Official data reveals more than 800,000 job losses since the start of the pandemic as government hints at further measures to reduce economic fallout

The number of redundancies in the UK rose to a record high in October amid the second Covid wave, and as the government scaled back its furlough scheme before the decision was made to extend it.

Data from the Office for National Statistics (ONS) found redundancies soared to 370,000 in the three months to October, fuelled mainly by job losses in the retail and hospitality sectors – an increase of a record 217,000 redundancies when compared to the previous quarter.

The ONS said the number of employees on payroll had fallen by 819,000 since February 2020, when the pandemic first hit the UK.

Early estimates for November 2020 – after the decision was made to extend the furlough scheme to March 2021 – suggested there was another “slight drop over the month” in the number of employees in the UK. 

As a result, this pushed up the unemployment rate to 4.9 per cent, up slightly from 4.8 per cent in the three months to September.

Speaking to the BBC’s Today programme, Darren Morgan, ONS’s director of economic statistics, said the hospitality sector had “really struggled during the pandemic”.

Get more HR and employment law news like this delivered straight to your inbox every day – sign up to People Management’s PM Daily newsletter

"If you look at the number of people losing their jobs, the number of people on furlough and the vacancies available for people looking for jobs in the hospitality sector, all that adds up to a very difficult time for that industry,” Morgan said.

But employment minister Mims Davies said the government was helping people to find new jobs and hinted there was “more to come” to cushion the economic fallout from the pandemic.

“It’s been a truly challenging year for many families, but with a vaccine beginning to roll out, with more perhaps to follow and the number of job vacancies increasing, there is hope on the horizon for 2021,” Davies said, adding that the government’s plan for jobs was already helping people back into work.

The ONS data found the North East had the highest unemployment rate at an estimated 6.6 per cent for the period August to October 2020. This was followed by London with an estimated 6.3 per cent unemployment rate, and the West Midlands’ unemployment rate sat at 5.4 per cent. 

The UK regions with the lowest estimated unemployment rate were the South East and Northern Ireland, both at 3.9 per cent.

The only decrease in the unemployment rate estimate compared with the previous quarter was in Scotland at 0.6 percentage points. 

Gerwyn Davies, senior labour market adviser at the CIPD, said the worry for employers, and the UK more broadly, was the record increase in redundancies would “add fuel” to the rising jobless count in the coming months. “Pain is still being inflicted on significant parts of the workforce, especially young male jobseekers and the self-employed,” he said.

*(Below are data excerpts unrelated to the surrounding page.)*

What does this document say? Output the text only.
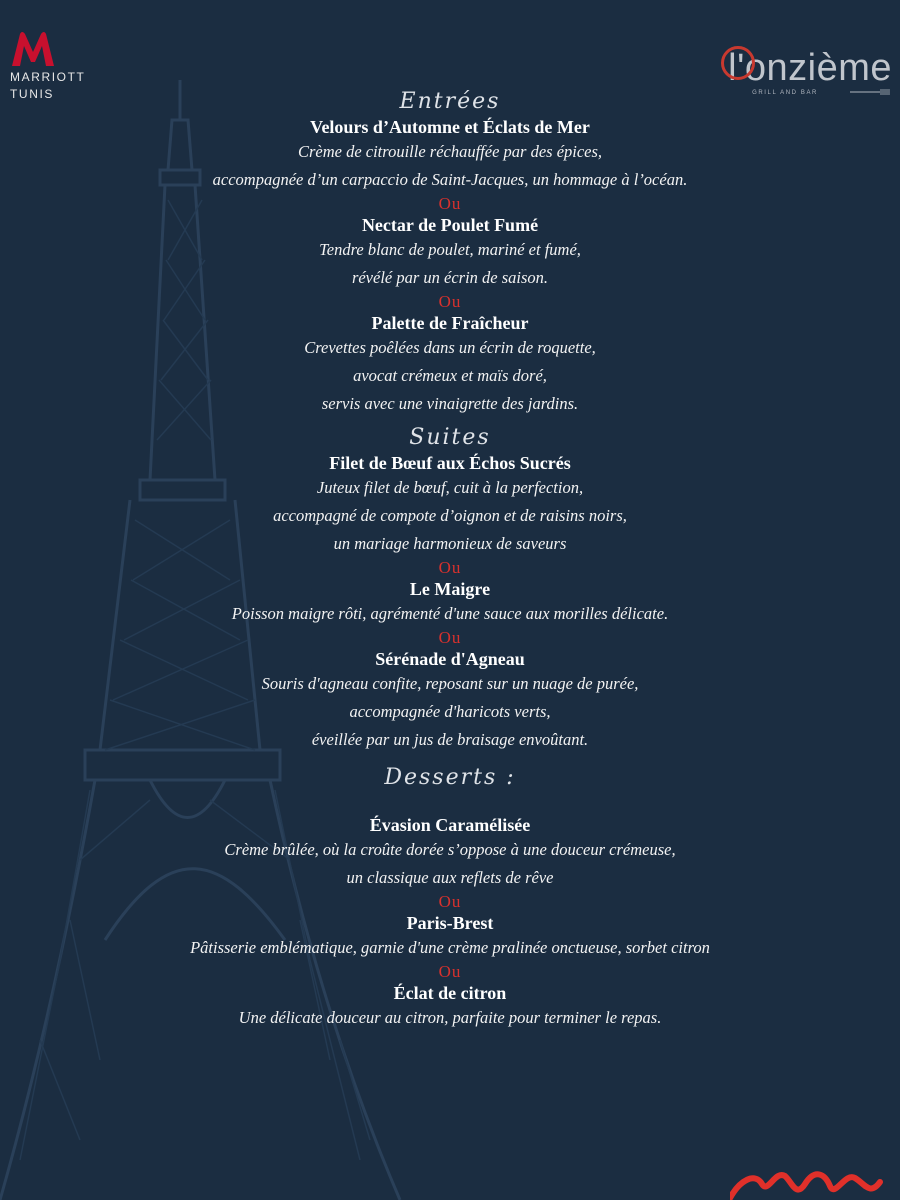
MARRIOTT
TUNIS
l'onzième
GRILL AND BAR
Entrées
Velours d’Automne et Éclats de Mer
Crème de citrouille réchauffée par des épices,
accompagnée d’un carpaccio de Saint-Jacques, un hommage à l’océan.
Ou
Nectar de Poulet Fumé
Tendre blanc de poulet, mariné et fumé,
révélé par un écrin de saison.
Ou
Palette de Fraîcheur
Crevettes poêlées dans un écrin de roquette,
avocat crémeux et maïs doré,
servis avec une vinaigrette des jardins.
Suites
Filet de Bœuf aux Échos Sucrés
Juteux filet de bœuf, cuit à la perfection,
accompagné de compote d’oignon et de raisins noirs,
un mariage harmonieux de saveurs
Ou
Le Maigre
Poisson maigre rôti, agrémenté d'une sauce aux morilles délicate.
Ou
Sérénade d'Agneau
Souris d'agneau confite, reposant sur un nuage de purée,
accompagnée d'haricots verts,
éveillée par un jus de braisage envoûtant.
Desserts :
Évasion Caramélisée
Crème brûlée, où la croûte dorée s’oppose à une douceur crémeuse,
un classique aux reflets de rêve
Ou
Paris-Brest
Pâtisserie emblématique, garnie d'une crème pralinée onctueuse, sorbet citron
Ou
Éclat de citron
Une délicate douceur au citron, parfaite pour terminer le repas.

Davies said the government needed to consider extending the furlough scheme to the end of June to “keep a lid on unemployment”, describing the support as critical for sectors that continue to be subjected to public health restrictions. He added: “The government should significantly raise public skills investment to help upskill or retrain staff in sectors hardest hit by the pandemic and for those who have been made redundant during this period.” 

Though the number of redundancies rapidly increased, the ONS data also found the number of actual weekly hours – a measurement of the time employees spent actively working – increased between August and October. The total actual weekly hours in the UK saw a record 12.3 per cent increase to 960 million hours worked between May to July and August to October. 

This was likely down to the scaling back of the government’s furlough scheme and more employers welcoming back staff coming off the scheme. 

Neil Carberry, chief executive of the Recruitment & Employment Confederation (REC), said 2020 had been a tough year, but there were reasons to be hopeful approaching 2021. The REC’s own jobs recovery tracker measured 1.4 million active job postings at the start of December, representing “a new high for the year”. 

But even with more jobs being advertised and hours being worked, Carberry said this was “not yet enough to offset record redundancies”. He called on the government to “secure a deal” in the final few days before the Brexit transition period ends, warning that otherwise businesses faced barriers to trade and disruption “just as they are starting to recover from the pandemic”.